In [2]:
import numpy as np
import pandas as pd
import matplotlib.pyplot as plt


In [9]:
import random
import math
%matplotlib inline

In [6]:
df = pd.read_csv("./weather.csv")

In [7]:
df.head()

Unnamed: 0,Outlook,Temperature,Humidity,Windy,Class
0,0,0,0,0,0
1,0,0,0,1,0
2,1,0,0,0,1
3,2,1,0,0,1
4,2,2,1,0,1


In [10]:
dataset = df.values

In [11]:
def separateByClass(dataset):
    separated = {}
    for i in range(len(dataset)):
        vector = dataset[i]
        if (vector[-1] not in separated):
            separated[vector[-1]] = []
        separated[vector[-1]].append(vector)
    return separated

In [18]:
separateByClass(dataset)

{0: [array([0, 0, 0, 0, 0], dtype=int64),
  array([0, 0, 0, 1, 0], dtype=int64),
  array([2, 2, 1, 1, 0], dtype=int64),
  array([0, 1, 0, 0, 0], dtype=int64),
  array([2, 1, 0, 1, 0], dtype=int64)],
 1: [array([1, 0, 0, 0, 1], dtype=int64),
  array([2, 1, 0, 0, 1], dtype=int64),
  array([2, 2, 1, 0, 1], dtype=int64),
  array([1, 2, 1, 1, 1], dtype=int64),
  array([0, 2, 1, 0, 1], dtype=int64),
  array([2, 1, 1, 0, 1], dtype=int64),
  array([0, 1, 1, 1, 1], dtype=int64),
  array([1, 1, 0, 1, 1], dtype=int64),
  array([1, 0, 1, 0, 1], dtype=int64)]}

In [12]:
# Returns the average of 'numbers'
def mean(numbers):
    return sum(numbers)/float(len(numbers))
# Returns the standard deviation of 'numbers'
def stdev(numbers):
    avg = mean(numbers)
    variance = sum([pow(x-avg,2) for x in numbers])/float(len(numbers)-1)
    return math.sqrt(variance)
# Returns the mean and stdev of each feature in 'dataset'
def summarize(dataset):
    summaries = [(np.mean(attribute), np.std(attribute)) for attribute in zip(*dataset)]
    del summaries[-1]
    return summaries

In [13]:
summarize(dataset)

[(1.0, 0.8451542547285166),
 (1.0, 0.7559289460184544),
 (0.5, 0.5),
 (0.42857142857142855, 0.49487165930539345)]

In [16]:
# This function summarizeByClass() takes the entire data set as a parameter.
# First, it uses the function separateByClass() to separate the data into lists 
#according to the class value.
# Next, it uses the function summarize() to find the mean and stdev for each 
#feature, in each of the subsets
def summarizeByClass(dataset):
    separated = separateByClass(dataset)
    summaries = {}
    for classValue, instances in separated.items():
        summaries[classValue] = summarize(instances)
    return summaries

In [17]:
summarizeByClass(dataset)

{0: [(0.8, 0.9797958971132713),
  (0.8, 0.7483314773547883),
  (0.2, 0.4000000000000001),
  (0.6, 0.48989794855663565)],
 1: [(1.1111111111111112, 0.7370277311900889),
  (1.1111111111111112, 0.7370277311900889),
  (0.6666666666666666, 0.4714045207910317),
  (0.3333333333333333, 0.4714045207910317)]}

In [19]:
# calculateProbability() returns the probability corresponding to a value, based on a Gaussian distribution with a specific mean and standard deviation
import math
def calculateProbability(x, mean, stdev):
    if stdev == 0: return 0
    exponent = math.exp(-(math.pow(x-mean,2)/(2*math.pow(stdev,2))))
    return (1 / (math.sqrt(2*math.pi) * stdev)) * exponent



In [20]:
# Example
x = 5
mean = 5;  stdev = 2
probability = calculateProbability(x, mean, stdev)
print('Probability of belonging to class:', probability)
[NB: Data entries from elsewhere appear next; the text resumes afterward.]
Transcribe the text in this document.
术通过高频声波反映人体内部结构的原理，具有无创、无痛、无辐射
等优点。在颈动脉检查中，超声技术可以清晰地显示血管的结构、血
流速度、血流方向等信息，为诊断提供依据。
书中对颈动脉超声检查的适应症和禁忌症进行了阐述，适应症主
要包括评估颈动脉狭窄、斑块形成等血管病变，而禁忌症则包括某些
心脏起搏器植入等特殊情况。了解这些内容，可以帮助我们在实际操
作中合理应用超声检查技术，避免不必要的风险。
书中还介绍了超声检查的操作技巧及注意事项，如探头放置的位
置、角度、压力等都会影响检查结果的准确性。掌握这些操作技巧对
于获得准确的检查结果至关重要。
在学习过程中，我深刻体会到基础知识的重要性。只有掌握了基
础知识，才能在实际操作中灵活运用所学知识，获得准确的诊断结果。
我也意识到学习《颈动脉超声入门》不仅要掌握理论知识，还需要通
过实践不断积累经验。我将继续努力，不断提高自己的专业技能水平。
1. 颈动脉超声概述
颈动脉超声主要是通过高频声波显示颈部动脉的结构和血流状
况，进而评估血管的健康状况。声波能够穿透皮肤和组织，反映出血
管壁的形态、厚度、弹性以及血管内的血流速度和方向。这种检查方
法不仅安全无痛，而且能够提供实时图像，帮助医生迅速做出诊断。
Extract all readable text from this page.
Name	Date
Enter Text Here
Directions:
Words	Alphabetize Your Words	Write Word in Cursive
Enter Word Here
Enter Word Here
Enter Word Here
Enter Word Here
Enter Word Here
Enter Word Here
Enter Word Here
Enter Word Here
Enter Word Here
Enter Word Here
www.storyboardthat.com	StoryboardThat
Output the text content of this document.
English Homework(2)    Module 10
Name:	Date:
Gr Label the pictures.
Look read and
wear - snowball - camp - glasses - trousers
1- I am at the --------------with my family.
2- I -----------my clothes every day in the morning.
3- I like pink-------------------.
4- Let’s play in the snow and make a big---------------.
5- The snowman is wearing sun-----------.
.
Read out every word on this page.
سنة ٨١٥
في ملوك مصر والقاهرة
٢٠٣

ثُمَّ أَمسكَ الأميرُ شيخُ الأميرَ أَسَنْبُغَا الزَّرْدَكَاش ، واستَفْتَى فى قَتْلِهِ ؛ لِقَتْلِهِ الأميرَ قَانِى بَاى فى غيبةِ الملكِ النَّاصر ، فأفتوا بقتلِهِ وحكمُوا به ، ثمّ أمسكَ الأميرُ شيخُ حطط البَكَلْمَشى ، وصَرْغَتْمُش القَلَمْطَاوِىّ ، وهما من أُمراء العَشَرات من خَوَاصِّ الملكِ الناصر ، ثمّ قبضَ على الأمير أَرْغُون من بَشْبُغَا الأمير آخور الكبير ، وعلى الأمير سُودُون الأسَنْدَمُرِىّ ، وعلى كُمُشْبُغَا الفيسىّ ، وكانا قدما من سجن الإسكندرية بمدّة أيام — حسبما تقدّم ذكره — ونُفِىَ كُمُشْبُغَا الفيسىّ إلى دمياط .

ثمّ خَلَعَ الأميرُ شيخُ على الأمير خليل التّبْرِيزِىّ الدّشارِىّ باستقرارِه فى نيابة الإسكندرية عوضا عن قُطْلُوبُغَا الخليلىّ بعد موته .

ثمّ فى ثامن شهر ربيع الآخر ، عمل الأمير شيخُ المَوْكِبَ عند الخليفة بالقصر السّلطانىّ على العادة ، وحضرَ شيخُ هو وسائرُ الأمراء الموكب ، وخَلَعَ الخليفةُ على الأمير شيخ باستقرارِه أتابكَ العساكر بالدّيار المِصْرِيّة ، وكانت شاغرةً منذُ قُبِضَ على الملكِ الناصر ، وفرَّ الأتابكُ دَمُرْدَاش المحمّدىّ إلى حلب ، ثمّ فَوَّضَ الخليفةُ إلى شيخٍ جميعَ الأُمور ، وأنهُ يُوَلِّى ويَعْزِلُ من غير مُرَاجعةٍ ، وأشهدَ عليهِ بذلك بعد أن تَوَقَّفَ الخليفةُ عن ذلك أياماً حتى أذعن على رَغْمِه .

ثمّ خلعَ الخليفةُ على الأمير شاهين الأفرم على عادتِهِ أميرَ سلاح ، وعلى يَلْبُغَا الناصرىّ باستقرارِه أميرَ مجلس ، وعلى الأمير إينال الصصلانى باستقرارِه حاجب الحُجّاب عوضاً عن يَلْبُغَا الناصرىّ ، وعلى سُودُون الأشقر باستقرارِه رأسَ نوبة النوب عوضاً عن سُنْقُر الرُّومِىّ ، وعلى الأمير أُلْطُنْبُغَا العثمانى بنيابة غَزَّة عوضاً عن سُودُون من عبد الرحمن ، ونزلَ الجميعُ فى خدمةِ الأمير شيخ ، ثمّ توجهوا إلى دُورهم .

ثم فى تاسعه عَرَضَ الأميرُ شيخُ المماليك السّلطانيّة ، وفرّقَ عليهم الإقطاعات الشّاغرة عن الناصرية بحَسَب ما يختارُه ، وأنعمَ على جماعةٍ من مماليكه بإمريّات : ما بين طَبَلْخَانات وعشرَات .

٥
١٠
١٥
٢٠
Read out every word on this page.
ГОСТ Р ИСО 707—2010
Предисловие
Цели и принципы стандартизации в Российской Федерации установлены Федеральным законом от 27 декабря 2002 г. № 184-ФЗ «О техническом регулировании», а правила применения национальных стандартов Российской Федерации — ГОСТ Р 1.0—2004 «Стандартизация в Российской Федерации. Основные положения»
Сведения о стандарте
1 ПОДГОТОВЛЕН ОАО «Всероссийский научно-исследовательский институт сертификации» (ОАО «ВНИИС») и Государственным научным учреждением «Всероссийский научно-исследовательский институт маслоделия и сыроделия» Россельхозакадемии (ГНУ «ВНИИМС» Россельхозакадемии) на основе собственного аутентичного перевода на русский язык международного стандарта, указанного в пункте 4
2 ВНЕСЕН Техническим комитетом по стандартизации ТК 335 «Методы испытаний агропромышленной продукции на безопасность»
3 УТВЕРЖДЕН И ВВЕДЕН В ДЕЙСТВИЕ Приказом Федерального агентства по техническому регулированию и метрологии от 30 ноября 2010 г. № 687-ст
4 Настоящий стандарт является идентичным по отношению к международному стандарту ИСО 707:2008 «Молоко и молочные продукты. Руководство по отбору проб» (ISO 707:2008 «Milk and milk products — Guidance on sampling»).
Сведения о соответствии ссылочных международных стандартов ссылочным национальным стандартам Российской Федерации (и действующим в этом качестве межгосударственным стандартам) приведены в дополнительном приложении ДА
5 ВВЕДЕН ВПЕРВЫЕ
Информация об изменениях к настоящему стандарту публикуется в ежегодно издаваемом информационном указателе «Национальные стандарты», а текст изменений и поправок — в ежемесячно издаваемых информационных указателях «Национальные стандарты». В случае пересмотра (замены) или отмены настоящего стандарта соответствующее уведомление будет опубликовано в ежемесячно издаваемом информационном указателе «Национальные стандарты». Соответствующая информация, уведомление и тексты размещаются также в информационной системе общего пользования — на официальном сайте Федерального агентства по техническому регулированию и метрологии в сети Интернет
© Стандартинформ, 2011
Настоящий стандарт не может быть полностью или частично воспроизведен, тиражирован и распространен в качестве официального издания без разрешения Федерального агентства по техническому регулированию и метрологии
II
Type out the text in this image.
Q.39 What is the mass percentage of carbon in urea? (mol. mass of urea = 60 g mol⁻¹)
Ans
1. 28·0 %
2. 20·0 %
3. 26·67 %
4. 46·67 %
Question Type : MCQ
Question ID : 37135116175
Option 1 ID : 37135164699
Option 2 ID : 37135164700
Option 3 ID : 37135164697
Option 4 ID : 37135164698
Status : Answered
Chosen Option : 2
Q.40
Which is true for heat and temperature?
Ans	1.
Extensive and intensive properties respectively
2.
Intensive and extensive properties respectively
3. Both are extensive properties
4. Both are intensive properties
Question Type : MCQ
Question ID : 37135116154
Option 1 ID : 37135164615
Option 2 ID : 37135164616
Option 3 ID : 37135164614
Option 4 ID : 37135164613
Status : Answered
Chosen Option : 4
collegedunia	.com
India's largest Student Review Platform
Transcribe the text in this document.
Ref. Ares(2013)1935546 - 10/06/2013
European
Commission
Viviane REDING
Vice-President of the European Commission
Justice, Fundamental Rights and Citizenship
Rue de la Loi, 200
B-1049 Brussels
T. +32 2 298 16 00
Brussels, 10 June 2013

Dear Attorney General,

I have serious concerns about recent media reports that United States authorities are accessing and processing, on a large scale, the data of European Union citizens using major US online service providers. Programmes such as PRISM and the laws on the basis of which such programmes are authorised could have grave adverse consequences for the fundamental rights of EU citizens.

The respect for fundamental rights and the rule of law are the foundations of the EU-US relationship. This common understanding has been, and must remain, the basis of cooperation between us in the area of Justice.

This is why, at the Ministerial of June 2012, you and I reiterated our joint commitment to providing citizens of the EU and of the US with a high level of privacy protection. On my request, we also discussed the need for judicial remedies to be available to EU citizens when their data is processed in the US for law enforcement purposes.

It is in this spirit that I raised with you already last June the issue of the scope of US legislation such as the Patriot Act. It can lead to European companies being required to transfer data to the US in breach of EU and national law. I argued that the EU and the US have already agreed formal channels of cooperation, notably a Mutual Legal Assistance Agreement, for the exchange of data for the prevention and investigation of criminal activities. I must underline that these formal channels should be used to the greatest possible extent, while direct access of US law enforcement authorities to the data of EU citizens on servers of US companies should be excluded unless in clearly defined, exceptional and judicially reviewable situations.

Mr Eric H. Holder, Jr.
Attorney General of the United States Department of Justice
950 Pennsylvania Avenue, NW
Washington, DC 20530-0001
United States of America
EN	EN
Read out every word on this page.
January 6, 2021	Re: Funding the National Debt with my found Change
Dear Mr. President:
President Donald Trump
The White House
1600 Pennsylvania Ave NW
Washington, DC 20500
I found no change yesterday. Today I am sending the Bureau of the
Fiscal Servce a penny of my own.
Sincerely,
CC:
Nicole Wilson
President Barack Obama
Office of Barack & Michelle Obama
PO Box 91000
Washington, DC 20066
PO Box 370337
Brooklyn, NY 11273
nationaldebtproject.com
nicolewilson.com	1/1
Probability of belonging to class: 0.19947114020071635


In [21]:
# For each data point x with (n features), calculate the probability that x belongs to each of the classes in the data set
def calculateClassProbabilities(summaries, inputVector):
    probabilities = {}
    for classValue, classSummaries in summaries.items():
        probabilities[classValue] = 1
        for i in range(len(classSummaries)):
            mean, stdev = classSummaries[i]
            x = inputVector[i]
            probabilities[classValue] *= calculateProbability(x, mean, stdev)
    return probabilities

In [22]:
# Example
summaries = {0:[(1, 0.5)], 1:[(20, 5.0)]}
inputVector = [1.1]
probabilities = calculateClassProbabilities(summaries, inputVector)
print('Probabilities for each class:', probabilities)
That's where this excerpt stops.